HSP90ß controls NLRP3 autoactivation.

Gain-of-function mutations in NLRP3 are linked to cryopyrin-associated periodic syndromes (CAPS). Although NLRP3 autoinflammasome assembly triggers inflammatory cytokine release, its activation mechanisms are not fully understood. Our study used a functional genetic approach to identify regulators of NLRP3 inflammasome formation. We identified the HSP90ß-SGT1 chaperone complex as crucial for autoinflammasome activation in CAPS. A deficiency in HSP90ß, but not in HSP90α, impaired the formation of ASC specks without affecting the priming and expression of inflammasome components. Conversely, activating NLRP3 with stimuli such as nigericin or alum bypassed the need for SGT1 and HSP90ß, suggesting the existence of alternative inflammasome assembly pathways. The role of HSP90ß was further demonstrated in PBMCs derived from CAPS patients. In these samples, the pathological constitutive secretion of IL-1ß could be suppressed using a pharmacological inhibitor of HSP90ß. This finding underscores the potential of SGT1-HSP90ß modulation as a therapeutic strategy in CAPS while preserving NLRP3's physiological functions.

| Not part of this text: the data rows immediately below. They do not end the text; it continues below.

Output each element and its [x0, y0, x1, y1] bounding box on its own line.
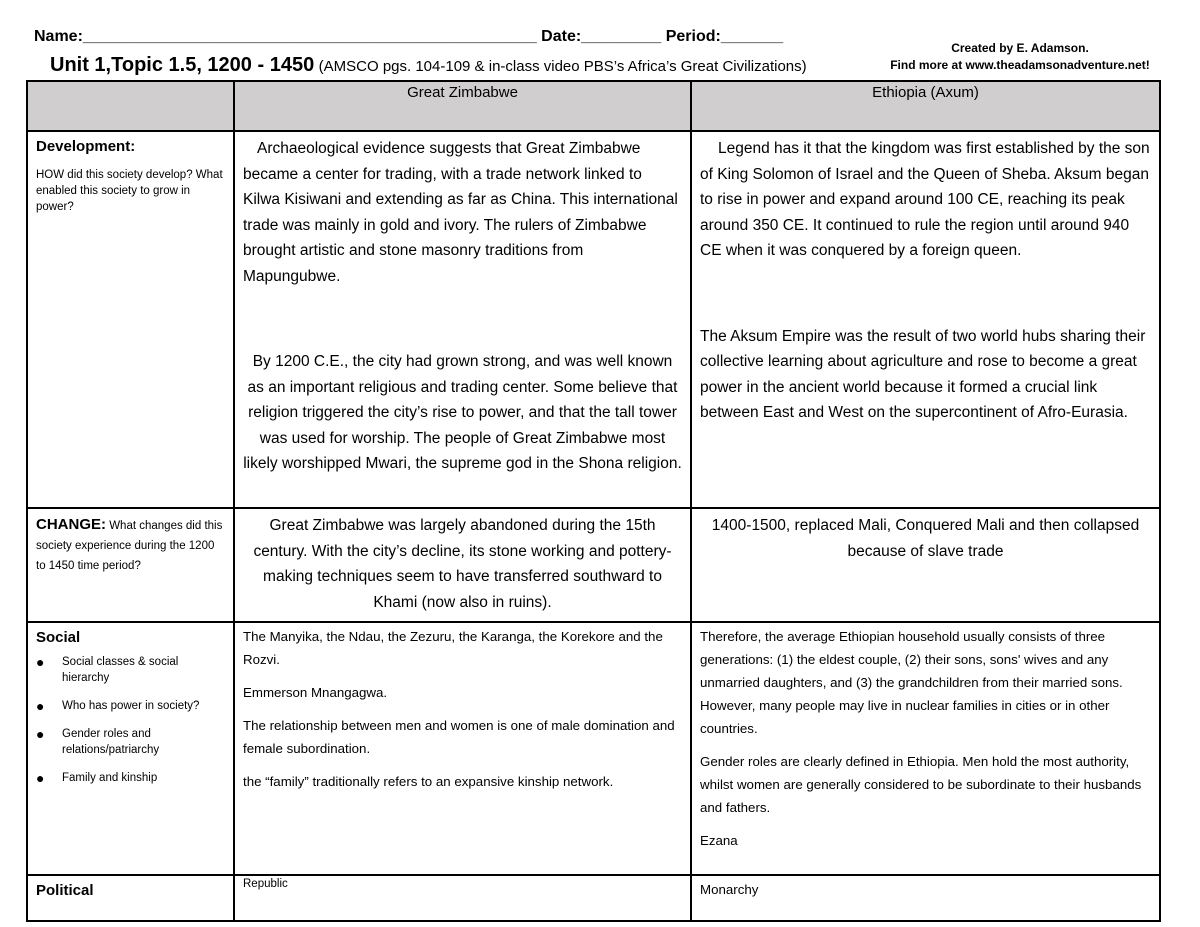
change-row: [27, 508, 1160, 622]
social-row: [27, 622, 1160, 875]
social-ethiopia-text: [692, 623, 1159, 852]
political-zimbabwe-cell: [234, 875, 691, 921]
social-label-cell: [27, 622, 234, 875]
bullet-dot-icon: ●: [36, 698, 45, 714]
header-cell-great-zimbabwe: Great Zimbabwe: [234, 81, 691, 131]
social-zimbabwe-cell: [234, 622, 691, 875]
political-ethiopia-text: Monarchy: [700, 882, 759, 897]
development-zimbabwe-paragraph-1: Archaeological evidence suggests that Great Zimbabwe became a center for trading, with a trade network linked to Kilwa Kisiwani and extending as far as China. This international trade was mainly in gold and ivory. The rulers of Zimbabwe brought artistic and stone masonry traditions from Mapungubwe.: [243, 140, 678, 285]
change-label-block: [36, 515, 225, 576]
unit-title-line: [50, 54, 807, 77]
social-bullet-list: [36, 654, 225, 786]
political-ethiopia-cell: [691, 875, 1160, 921]
political-label-cell: [27, 875, 234, 921]
social-zimbabwe-paragraph: the “family” traditionally refers to an expansive kinship network.: [243, 774, 614, 789]
name-date-period-line: Name:___________________________________________________ Date:_________ Period:_______: [34, 28, 784, 45]
development-row: [27, 131, 1160, 508]
social-label: Social: [36, 629, 81, 646]
header-cell-blank: [27, 81, 234, 131]
credit-website: Find more at www.theadamsonadventure.net!: [890, 58, 1150, 72]
social-ethiopia-paragraph: Gender roles are clearly defined in Ethiopia. Men hold the most authority, whilst women are generally considered to be subordinate to their husbands and fathers.: [700, 754, 1142, 815]
unit-title: Unit 1,Topic 1.5, 1200 - 1450: [50, 54, 315, 76]
development-ethiopia-cell: [691, 131, 1160, 508]
change-label-cell: [27, 508, 234, 622]
social-bullet-item: ● Who has power in society?: [36, 698, 200, 714]
bullet-dot-icon: ●: [36, 654, 45, 670]
bullet-dot-icon: ●: [36, 770, 45, 786]
change-ethiopia-cell: [691, 508, 1160, 622]
social-zimbabwe-paragraph: The Manyika, the Ndau, the Zezuru, the Karanga, the Korekore and the Rozvi.: [243, 629, 663, 667]
change-zimbabwe-cell: [234, 508, 691, 622]
social-ethiopia-cell: [691, 622, 1160, 875]
political-label: Political: [36, 882, 94, 899]
social-zimbabwe-paragraph: Emmerson Mnangagwa.: [243, 685, 388, 700]
development-description: HOW did this society develop? What enabled this society to grow in power?: [36, 169, 223, 213]
comparison-table: [26, 80, 1161, 922]
change-zimbabwe-text: Great Zimbabwe was largely abandoned during the 15th century. With the city’s decline, its stone working and pottery-making techniques seem to have transferred southward to Khami (now also in ruins).: [253, 517, 672, 611]
change-description: What changes did this society experience during the 1200 to 1450 time period?: [36, 520, 223, 572]
social-zimbabwe-paragraph: The relationship between men and women is one of male domination and female subordination.: [243, 718, 675, 756]
development-label-cell: [27, 131, 234, 508]
development-zimbabwe-paragraph-2: By 1200 C.E., the city had grown strong, and was well known as an important religious and trading center. Some believe that religion triggered the city’s rise to power, and that the tall tower was used for worship. The people of Great Zimbabwe most likely worshipped Mwari, the supreme god in the Shona religion.: [243, 353, 682, 472]
change-label: CHANGE:: [36, 516, 106, 533]
unit-subtitle: (AMSCO pgs. 104-109 & in-class video PBS’s Africa’s Great Civilizations): [318, 58, 807, 75]
political-zimbabwe-text: Republic: [243, 878, 288, 890]
social-bullet-item: ● Gender roles and relations/patriarchy: [36, 726, 160, 756]
political-row: [27, 875, 1160, 921]
header-row: [27, 81, 1160, 131]
header-cell-ethiopia: Ethiopia (Axum): [691, 81, 1160, 131]
credit-block: [880, 40, 1160, 74]
social-bullet-item: ● Social classes & social hierarchy: [36, 654, 179, 684]
social-zimbabwe-text: [235, 623, 690, 793]
development-ethiopia-paragraph-1: Legend has it that the kingdom was first established by the son of King Solomon of Israel and the Queen of Sheba. Aksum began to rise in power and expand around 100 CE, reaching its peak around 350 CE. It continued to rule the region until around 940 CE when it was conquered by a foreign queen.: [700, 140, 1150, 259]
social-ethiopia-paragraph: Ezana: [700, 833, 738, 848]
development-zimbabwe-cell: [234, 131, 691, 508]
bullet-dot-icon: ●: [36, 726, 45, 742]
change-ethiopia-text: 1400-1500, replaced Mali, Conquered Mali and then collapsed because of slave trade: [711, 517, 1140, 560]
social-bullet-item: ● Family and kinship: [36, 770, 158, 786]
development-label: Development:: [36, 138, 136, 155]
credit-author: Created by E. Adamson.: [951, 41, 1089, 55]
development-ethiopia-paragraph-2: The Aksum Empire was the result of two world hubs sharing their collective learning about agriculture and rose to become a great power in the ancient world because it formed a crucial link between East and West on the supercontinent of Afro-Eurasia.: [700, 327, 1146, 421]
social-ethiopia-paragraph: Therefore, the average Ethiopian household usually consists of three generations: (1) the eldest couple, (2) their sons, sons' wives and any unmarried daughters, and (3) the grandchildren from their married sons. However, many people may live in nuclear families in cities or in other countries.: [700, 629, 1123, 736]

Pyrin Inflammasome Activation Defines Colchicine-Responsive SURF Patients from FMF and Other Recurrent Fevers.

Syndrome of undifferentiated recurrent fever (SURF) is characterized by recurrent fevers, a lack of confirmed molecular diagnosis, and a complete or partial response to colchicine. Despite the clinical similarities to familial Mediterranean fever (FMF), the underlying inflammatory mechanisms of SURF are not yet understood. We here analyzed the in vitro activation of the pyrin inflammasome in a cohort of SURF patients compared to FMF and PFAPA patients. Peripheral blood mononuclear cells (PBMC) were collected from SURF (both colchicine-treated and untreated), FMF, PFAPA patients, and healthy donors. PBMC were stimulated ex vivo with Clostridium difficile toxin A (TcdA) and a PKC inhibitor (UCN-01), in the presence or absence of colchicine. The assembly of the pyrin inflammasome was evaluated by measuring the presence of apoptosis-associated Speck-like protein containing caspase recruitment domain (ASC) specks in monocytes using flow cytometry. IL-1ß secretion was quantified using an ELISA assay. No differences in TcdA-induced activation of pyrin inflammasome were observed among FMF, PFAPA, and healthy donors. Untreated SURF patients showed a reduced response to TcdA, which was normalized after colchicine treatment. In contrast to FMF, SURF patients, similar to PFAPA patients and healthy donors, did not exhibit pyrin inflammasome activation in response to UCN-01-mediated pyrin dephosphorylation. These data demonstrate that in vitro functional analysis of pyrin inflammasome activation can differentiate SURF from FMF and PFAPA patients, suggesting the involvement of the pyrin inflammasome in the pathophysiology of SURF.